Das Anordnungsmodell funktioniert in der KJPP bereits

DOI: https://doi.org/10.4414/bms.2019.17934
Date de publication: 29.05.2019
Bull Med Suisses. 2019;100(22):766

Dr. med. Monika Diethelm-Knoepfel, Uzwil

Das Anordnungsmodell funktioniert in der KJPP bereits

Brief zu: Seifritz E. Das Anordnungsmodell – Kopie ­eines «kaputten Systems». Schweiz Ärzteztg. 2019;100(15):540–1.

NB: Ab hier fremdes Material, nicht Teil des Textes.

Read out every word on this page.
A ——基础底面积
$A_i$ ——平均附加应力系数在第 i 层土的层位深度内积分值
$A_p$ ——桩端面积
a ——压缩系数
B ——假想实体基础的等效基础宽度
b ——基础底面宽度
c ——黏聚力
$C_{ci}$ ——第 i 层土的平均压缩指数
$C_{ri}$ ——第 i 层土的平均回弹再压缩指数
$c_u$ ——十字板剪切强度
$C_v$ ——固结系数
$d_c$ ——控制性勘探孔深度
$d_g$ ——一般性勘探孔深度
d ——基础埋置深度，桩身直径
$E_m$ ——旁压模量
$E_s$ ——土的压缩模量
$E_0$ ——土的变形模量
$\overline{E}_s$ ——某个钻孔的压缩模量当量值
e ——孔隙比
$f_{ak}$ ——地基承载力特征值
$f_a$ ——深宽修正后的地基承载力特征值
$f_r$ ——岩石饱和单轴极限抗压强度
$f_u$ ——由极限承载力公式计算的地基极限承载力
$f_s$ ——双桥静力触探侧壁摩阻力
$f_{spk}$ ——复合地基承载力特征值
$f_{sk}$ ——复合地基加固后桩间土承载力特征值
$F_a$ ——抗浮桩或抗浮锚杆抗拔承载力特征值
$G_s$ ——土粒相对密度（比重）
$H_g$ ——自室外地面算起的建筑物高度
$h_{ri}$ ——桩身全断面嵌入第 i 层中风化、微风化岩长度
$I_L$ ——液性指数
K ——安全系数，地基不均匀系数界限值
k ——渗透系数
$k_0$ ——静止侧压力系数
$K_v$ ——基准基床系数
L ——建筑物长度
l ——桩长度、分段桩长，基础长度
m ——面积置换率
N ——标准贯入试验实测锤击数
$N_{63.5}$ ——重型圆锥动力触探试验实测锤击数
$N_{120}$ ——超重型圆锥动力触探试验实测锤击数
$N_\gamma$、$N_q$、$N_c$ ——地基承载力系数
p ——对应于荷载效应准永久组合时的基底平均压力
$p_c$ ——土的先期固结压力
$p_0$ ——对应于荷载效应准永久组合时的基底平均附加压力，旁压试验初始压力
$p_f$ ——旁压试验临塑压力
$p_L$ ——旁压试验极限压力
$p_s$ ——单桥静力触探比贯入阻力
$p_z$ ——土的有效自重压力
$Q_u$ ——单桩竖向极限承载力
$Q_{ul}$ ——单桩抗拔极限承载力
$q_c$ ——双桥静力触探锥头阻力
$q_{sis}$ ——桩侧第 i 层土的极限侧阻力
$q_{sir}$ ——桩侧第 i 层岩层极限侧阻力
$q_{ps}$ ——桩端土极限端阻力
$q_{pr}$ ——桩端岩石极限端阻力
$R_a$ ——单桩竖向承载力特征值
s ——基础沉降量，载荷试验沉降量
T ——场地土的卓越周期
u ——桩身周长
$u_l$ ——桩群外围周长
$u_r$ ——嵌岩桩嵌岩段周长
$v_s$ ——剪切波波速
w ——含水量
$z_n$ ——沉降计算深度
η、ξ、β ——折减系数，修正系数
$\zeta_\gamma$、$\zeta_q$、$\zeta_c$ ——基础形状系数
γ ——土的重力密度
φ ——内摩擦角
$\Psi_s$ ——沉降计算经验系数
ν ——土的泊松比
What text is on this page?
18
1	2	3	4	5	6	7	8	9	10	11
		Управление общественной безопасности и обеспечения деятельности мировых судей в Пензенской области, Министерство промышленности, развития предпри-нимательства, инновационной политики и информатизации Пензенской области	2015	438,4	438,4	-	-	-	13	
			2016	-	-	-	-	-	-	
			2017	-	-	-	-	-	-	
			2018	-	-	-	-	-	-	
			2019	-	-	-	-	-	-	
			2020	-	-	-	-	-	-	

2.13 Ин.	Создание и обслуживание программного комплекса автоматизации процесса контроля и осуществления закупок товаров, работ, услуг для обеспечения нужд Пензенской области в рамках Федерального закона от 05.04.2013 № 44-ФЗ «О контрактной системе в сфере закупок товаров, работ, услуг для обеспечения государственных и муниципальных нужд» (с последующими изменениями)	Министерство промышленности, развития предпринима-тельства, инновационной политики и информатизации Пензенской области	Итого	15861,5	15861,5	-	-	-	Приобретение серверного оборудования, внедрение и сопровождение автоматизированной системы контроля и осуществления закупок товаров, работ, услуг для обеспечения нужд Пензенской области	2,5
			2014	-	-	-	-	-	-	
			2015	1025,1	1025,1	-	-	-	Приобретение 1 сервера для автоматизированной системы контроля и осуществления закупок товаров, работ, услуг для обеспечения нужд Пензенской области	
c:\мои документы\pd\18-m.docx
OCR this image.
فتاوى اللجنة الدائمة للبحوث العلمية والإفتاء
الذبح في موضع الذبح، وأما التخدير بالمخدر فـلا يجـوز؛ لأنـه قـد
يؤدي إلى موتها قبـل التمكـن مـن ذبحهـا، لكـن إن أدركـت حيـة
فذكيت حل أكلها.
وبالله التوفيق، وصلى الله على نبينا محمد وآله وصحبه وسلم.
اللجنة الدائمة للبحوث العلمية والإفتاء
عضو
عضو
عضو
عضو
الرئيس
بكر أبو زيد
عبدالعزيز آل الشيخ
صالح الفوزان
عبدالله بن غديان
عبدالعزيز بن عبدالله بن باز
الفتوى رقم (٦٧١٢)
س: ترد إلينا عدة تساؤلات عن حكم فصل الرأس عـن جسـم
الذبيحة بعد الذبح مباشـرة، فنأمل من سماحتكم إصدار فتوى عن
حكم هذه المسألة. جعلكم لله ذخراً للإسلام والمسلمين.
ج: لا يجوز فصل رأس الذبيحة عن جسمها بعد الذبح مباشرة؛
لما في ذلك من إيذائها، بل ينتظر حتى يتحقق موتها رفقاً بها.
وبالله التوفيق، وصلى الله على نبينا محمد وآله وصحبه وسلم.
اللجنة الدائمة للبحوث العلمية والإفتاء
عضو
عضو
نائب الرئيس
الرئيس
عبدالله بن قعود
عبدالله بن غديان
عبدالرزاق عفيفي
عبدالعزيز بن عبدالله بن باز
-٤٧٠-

In der KJPP (Klinik für Kinder- und Jugend­psychiatrie und Psychotherapie, Universität Zürich) funktioniert bereits eine Art «An­ordungsmodell» bei Psychotherapien, die von der IV finanziert werden, entweder bei Geburtsgebrechen oder als Eingliederungsmassnahmen. Ein Arzt (häufig ein KJPP, aber auch ein Kinderarzt oder -neurologe) beantragt die Psychotherapie bei der IV mit einem ausführlichen Bericht. Die Therapie wird von einem psychologischen Psychotherapeuten mit Praxisbewilligung in seiner eigenen Praxis durchgeführt. Bei Bedarf erfolgen Besprechungen von Arzt und Psychotherapeut oder Konsultationen des Kindes/Jugendlichen beim anordnenden Arzt. Falls der Patient auch Psychopharmaka benötigt, kümmert sich der Arzt darum. Nach ein bis zwei Jahren, je nach Dauer der IV-Verfügung, muss der zuständige Arzt bei der IV eine Verlängerung beantragen, wobei die IV meistens auch einen Bericht des Psychotherapeuten einholt. Dieses System funktioniert sehr gut und ermöglicht, dass mehr Kinder und Jugendliche eine Psychotherapie besuchen können, als wenn nur Behandlungen bei KJPP und den von ihnen angestellten Psychologen von den Sozialversicherungen bezahlt würden. Häufig sind es Minderjährige mit schweren psychischen Erkrankungen, die von diesem System profitieren. Für mich als anordnende KJPP hat es den Vorteil, dass ich mit verschiedenen Psychologen zusammenarbeiten und für die Patienten den geeigneten Psychotherapeuten am richtigen Ort finden kann.